Defence lawyer Banabihari Mohanty said 90 witnesses had been listed, of whom 35 have deposed so far. The next date for hearing of the case is February 5. The accused duo, Ghanashyam Mahant, 37, and Ramjan Mahant, 34, were arrested on May 17 last year.
The two were absconding since January 22, 1999, when a violent mob of religious fanatics burnt alive Graham Staines and his two minor sons — Phillip and Timothy — at Manoharpur village in Keonjhar district. The mob suspected Staines of being engaged in forcible conversions.
A joint team of the CBI and police arrested Ghanashyam and Ramjan.
The CBI, which had taken charge of the case from state crime branch, charge-sheeted 18 persons. When the trial started, three persons, including these two and one Budhi Nayak, were at large.

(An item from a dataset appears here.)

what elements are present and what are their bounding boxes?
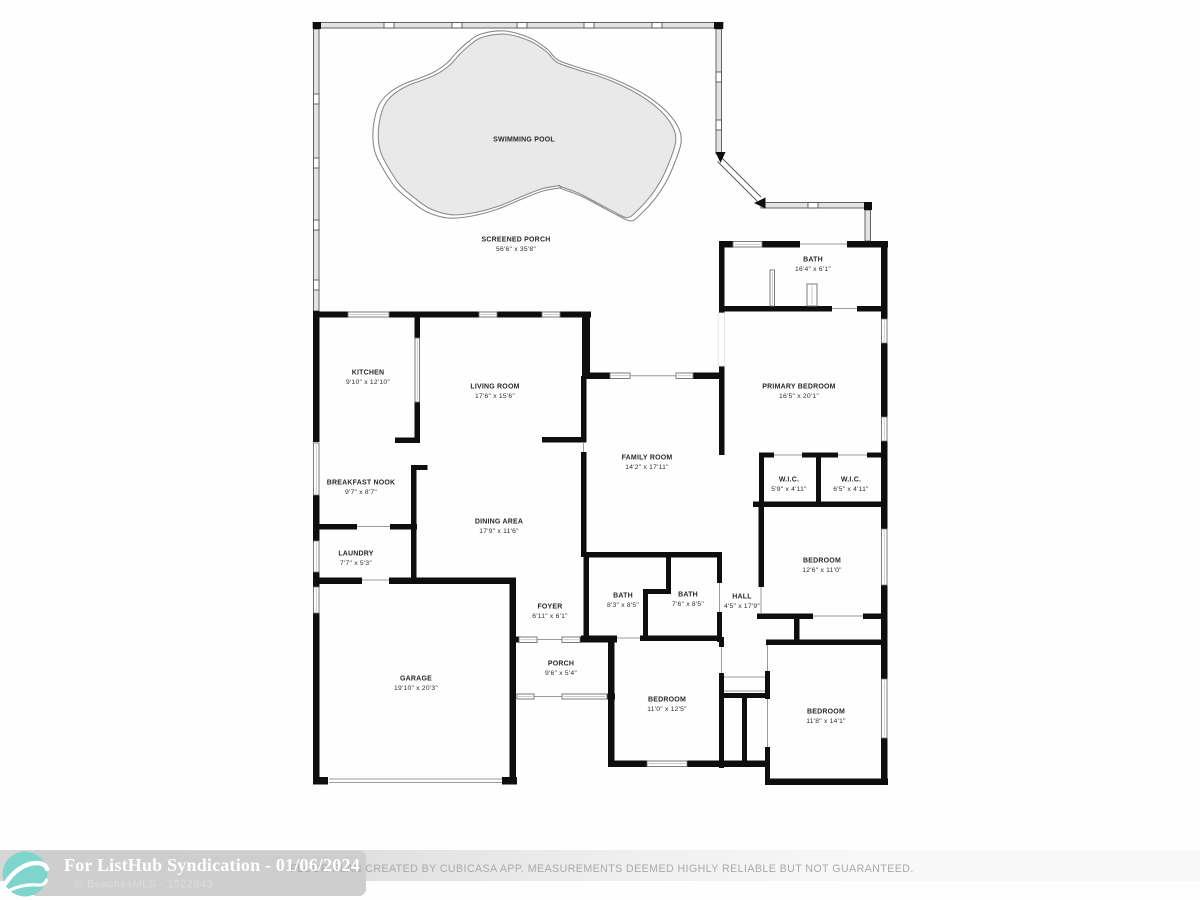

Budhi is still absconding.
The lower court had convicted 13 persons, including the main accused Dara Singh alias Ravindra Kumar Pal, who was awarded the death sentence.
In 2005, the high court had acquitted 11 others, while commuting the death sentence awarded to Dara to life imprisonment. The court retained the life imprisonment awarded to another accused, Mahendra.
In January 2011, the Supreme Court upheld the life imprisonment of both Dara and Mahendra.
Since the death of her husband, Gladys and her daughter Esther has been spending most of her time in Australia. But she visits Odisha once in a while to oversee the anti-leprosy project in Baripada.